恥ずかしがっている如月さんの顔をもっと見ていたかったけど、あまり困らせたくはないので、話題に乗っかった。
「あ、はい。良かったですよね」
「うんうん、仲間の窮地に駆けつけるベガリス君は胸熱だった」
「分かります。あのシーンは感動しました」
それから、僕たちは昨日見たアニメの話をしながら帰った。
「あっ、眞白君」
眞白さんの家の前に到着すると、如月さんが僕の名前を呼んだ。
「なんですか?」
「最後まで一生懸命でカッコよかったよ?」
如月さんは僕の耳元に顔を近づけ、手を添えてこっそりそんなことを呟いた。
いい匂いと囁き声のコンボと、如月さんの顔が僕と触れるか触れないかくらいの所にあるという事実で、僕の体はカーッと熱くなる。
「!?」
「それじゃあ、また明日ね」
如月さんが僕の体から距離を取ると、いたずらっ子のような笑みを浮かべて家の中に去っていった。

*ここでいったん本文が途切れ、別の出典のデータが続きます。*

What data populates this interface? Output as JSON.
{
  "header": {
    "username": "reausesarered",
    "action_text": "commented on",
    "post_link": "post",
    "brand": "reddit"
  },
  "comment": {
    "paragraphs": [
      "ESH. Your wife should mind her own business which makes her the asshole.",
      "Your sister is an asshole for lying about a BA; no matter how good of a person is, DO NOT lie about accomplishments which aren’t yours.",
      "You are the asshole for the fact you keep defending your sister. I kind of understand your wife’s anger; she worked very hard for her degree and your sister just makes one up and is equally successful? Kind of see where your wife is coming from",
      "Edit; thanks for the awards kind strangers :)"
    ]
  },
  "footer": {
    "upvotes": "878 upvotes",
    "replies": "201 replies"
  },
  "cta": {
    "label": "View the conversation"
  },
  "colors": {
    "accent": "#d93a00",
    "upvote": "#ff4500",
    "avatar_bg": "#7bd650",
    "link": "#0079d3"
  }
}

今の僕の顔は多分茹でだこのように真っ赤になっていると思う。
動けるようになったのは、それから数分ほど経った後のことだった。
「よし、今日から体を鍛えて、明日の朝からジョギングを始めるぞ!!」
如月さんにあんな風に言われてしまったら、やるしかないだろ。
僕は単純だった。
如月さんに関わる人間として恥ずかしくないように運動を始めた。